The two Britons, a 44-year-old woman and a 45-year-old man, were critically ill after an apparently chance encounter with the poison near the site of the March attack on ex-double agent Sergei Skripal and his daughter Yulia.
Britain accused Russia of poisoning the Skripals with Novichok – a nerve agent developed by the Soviet military during the Cold War – in what is the first known offensive use of such a chemical weapon on European soil since World War Two.
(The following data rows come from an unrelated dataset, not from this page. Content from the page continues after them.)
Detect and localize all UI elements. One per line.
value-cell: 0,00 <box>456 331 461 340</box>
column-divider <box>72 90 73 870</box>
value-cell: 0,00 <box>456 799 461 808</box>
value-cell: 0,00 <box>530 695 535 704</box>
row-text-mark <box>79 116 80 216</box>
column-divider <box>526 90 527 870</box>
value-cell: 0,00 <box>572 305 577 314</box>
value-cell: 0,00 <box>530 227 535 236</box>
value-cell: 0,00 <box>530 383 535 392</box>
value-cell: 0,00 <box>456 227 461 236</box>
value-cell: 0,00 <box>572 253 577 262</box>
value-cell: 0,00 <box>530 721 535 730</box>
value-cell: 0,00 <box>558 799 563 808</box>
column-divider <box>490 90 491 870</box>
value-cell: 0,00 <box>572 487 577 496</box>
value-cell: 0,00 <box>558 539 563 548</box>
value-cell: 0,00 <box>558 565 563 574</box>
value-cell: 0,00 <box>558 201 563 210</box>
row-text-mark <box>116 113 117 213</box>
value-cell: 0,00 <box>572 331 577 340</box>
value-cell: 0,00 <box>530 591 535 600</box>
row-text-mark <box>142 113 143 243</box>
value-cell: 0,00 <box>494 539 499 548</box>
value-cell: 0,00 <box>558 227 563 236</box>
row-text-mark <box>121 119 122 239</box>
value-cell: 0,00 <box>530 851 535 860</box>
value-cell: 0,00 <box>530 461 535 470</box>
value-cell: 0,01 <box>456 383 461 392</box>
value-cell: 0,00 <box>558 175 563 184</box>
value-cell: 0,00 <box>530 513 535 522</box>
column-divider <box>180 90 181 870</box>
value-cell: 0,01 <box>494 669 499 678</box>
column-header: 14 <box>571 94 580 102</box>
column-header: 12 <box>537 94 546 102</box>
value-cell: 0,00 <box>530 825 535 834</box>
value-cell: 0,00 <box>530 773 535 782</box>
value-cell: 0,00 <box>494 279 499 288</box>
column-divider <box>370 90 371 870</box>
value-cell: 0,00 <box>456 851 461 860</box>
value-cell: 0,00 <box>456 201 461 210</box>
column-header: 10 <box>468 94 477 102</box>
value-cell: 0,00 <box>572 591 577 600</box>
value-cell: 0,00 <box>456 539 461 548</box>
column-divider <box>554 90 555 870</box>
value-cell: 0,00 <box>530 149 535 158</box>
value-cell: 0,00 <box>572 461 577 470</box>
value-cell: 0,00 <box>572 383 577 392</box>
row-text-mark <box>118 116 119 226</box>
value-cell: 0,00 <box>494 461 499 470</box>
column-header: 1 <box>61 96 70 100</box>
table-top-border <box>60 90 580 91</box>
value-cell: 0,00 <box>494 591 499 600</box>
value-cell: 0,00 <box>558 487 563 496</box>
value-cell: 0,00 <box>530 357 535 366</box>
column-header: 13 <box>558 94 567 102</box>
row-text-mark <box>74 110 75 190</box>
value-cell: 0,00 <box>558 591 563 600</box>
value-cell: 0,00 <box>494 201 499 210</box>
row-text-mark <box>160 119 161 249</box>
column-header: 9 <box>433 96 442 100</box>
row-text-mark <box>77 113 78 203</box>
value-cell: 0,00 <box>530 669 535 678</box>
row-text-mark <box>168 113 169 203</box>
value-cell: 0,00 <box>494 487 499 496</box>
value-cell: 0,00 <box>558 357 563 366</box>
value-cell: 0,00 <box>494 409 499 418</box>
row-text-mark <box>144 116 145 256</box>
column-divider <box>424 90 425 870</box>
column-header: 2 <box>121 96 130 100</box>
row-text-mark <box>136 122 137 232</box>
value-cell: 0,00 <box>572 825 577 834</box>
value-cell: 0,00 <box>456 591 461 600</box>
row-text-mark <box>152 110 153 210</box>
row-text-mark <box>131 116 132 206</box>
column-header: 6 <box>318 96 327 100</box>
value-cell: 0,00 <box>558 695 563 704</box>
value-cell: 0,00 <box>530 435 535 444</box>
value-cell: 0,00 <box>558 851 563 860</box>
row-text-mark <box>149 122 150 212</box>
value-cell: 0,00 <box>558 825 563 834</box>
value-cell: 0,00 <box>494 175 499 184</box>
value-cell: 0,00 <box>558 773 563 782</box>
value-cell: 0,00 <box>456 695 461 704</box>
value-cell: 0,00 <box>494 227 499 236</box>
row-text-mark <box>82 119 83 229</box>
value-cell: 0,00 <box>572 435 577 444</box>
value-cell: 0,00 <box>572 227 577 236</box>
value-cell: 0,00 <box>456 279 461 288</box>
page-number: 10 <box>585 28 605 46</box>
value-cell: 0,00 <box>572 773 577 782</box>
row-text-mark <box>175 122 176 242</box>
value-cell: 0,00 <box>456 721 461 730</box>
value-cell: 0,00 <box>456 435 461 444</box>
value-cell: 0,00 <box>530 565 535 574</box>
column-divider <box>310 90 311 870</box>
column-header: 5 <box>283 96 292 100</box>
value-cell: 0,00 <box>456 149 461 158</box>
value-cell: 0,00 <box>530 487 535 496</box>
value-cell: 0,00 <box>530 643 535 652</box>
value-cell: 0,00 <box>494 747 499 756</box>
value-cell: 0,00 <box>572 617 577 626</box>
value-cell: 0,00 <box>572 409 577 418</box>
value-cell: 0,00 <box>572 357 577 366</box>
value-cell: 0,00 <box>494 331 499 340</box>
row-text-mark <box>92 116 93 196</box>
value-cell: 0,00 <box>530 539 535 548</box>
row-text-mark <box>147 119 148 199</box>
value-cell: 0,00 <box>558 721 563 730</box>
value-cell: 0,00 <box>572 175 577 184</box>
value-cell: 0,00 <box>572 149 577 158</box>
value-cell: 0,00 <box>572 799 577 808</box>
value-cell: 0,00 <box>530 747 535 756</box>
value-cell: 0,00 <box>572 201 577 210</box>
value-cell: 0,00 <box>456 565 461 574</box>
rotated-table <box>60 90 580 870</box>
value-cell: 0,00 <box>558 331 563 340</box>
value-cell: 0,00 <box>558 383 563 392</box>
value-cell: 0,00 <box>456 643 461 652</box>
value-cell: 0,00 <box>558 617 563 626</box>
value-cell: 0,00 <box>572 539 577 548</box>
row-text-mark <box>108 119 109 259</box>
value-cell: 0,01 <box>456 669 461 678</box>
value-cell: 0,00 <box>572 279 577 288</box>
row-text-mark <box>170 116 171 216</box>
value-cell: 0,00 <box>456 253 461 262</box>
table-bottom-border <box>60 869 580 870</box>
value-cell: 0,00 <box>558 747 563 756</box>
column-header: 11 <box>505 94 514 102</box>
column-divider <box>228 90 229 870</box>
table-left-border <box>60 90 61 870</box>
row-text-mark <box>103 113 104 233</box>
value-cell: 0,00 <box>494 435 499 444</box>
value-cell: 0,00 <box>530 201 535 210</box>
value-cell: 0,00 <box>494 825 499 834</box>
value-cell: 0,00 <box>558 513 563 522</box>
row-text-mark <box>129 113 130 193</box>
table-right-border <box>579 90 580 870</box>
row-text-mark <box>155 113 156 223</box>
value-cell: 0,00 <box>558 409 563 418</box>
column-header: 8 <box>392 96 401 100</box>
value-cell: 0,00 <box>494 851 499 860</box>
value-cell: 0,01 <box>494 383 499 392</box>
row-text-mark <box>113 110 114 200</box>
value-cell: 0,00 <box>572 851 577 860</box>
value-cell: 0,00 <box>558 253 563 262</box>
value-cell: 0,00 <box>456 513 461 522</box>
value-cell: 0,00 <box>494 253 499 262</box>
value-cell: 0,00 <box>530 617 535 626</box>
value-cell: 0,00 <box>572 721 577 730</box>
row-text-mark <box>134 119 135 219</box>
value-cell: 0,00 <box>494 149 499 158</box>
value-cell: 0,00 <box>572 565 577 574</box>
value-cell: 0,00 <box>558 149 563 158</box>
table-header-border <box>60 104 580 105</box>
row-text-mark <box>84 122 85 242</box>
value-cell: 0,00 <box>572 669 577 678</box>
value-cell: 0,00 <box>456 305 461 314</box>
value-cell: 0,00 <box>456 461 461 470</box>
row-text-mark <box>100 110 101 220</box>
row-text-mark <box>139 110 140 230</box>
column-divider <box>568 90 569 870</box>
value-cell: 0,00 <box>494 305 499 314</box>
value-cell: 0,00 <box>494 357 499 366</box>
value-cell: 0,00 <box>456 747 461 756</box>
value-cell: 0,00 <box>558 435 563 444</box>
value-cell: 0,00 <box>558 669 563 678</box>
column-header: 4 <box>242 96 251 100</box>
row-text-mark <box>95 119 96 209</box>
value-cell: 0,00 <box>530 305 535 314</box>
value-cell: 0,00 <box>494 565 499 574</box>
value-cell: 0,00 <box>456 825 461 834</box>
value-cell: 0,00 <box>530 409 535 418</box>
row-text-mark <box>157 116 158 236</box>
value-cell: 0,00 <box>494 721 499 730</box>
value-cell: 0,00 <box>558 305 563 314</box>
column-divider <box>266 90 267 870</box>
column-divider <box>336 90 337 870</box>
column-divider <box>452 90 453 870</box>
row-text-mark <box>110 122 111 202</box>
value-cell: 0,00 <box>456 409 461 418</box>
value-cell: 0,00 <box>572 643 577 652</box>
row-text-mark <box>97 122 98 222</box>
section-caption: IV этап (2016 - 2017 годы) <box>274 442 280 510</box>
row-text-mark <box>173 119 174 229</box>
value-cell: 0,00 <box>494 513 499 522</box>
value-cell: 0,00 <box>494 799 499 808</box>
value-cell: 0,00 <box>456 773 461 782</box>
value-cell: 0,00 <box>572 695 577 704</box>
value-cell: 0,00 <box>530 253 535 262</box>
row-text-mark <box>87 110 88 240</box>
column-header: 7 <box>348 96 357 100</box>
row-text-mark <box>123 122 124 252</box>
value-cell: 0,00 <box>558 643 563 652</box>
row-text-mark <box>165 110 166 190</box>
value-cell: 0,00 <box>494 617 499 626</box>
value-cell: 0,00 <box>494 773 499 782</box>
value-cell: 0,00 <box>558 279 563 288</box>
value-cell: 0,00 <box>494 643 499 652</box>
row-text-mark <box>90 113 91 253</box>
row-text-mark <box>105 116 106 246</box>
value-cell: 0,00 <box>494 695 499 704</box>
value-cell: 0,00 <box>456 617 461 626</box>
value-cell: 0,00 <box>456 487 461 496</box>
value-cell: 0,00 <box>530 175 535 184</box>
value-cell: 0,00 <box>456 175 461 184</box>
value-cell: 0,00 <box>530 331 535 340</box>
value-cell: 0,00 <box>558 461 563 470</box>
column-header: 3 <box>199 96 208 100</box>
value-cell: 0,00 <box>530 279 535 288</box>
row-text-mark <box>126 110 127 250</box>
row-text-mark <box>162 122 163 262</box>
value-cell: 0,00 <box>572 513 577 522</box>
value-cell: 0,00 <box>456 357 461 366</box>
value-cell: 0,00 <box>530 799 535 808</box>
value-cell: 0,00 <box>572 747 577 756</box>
Russia, which is currently hosting the soccer World Cup, has denied any involvement in the March incident and suggested the British security services had carried out the attack to stoke anti-Moscow hysteria.
“The Russian state could put this ‘wrong’ right. They could tell us what happened, what they did and fill in some of the significant gaps that we are trying to pursue,” British Security Minister Ben Wallace said.
“I’m waiting for the phone call from the Russian state.”
Kremlin spokesman Dmitry Peskov said he did not know who Ben Wallace was but said Russia had offered Britain its assistance in investigating the nerve agent attack and had been rebuffed.
MYSTERIOUS
In the latest twist in one of the most mysterious poisonings in recent years, the two Britons, who were taken ill on Saturday, were initially thought to have taken an overdose of heroin or crack cocaine.
But tests by the Porton Down military research center showed they had been exposed to Novichok.
It is unclear how the two Britons, whose background has nothing to suggest a link to the world of espionage or the former Soviet Union, came into contact with the poison, which is slow to decompose.
“The working assumption would be that these are victims of either the consequences of the previous attack or something else, but not that they were directly targeted,” Wallace said.
Paramedics were called on Saturday morning to a house in Amesbury after the woman, named by media as Dawn Sturgess, collapsed. They returned later in the day when the man, Charlie Rowley, also fell ill.
Amesbury is located seven miles (11 km) north of Salisbury, where Skripal – a former colonel in Russian military intelligence who betrayed dozens of agents to Britain’s MI6 foreign spy service – and his daughter were found slumped unconscious on a bench on March 4.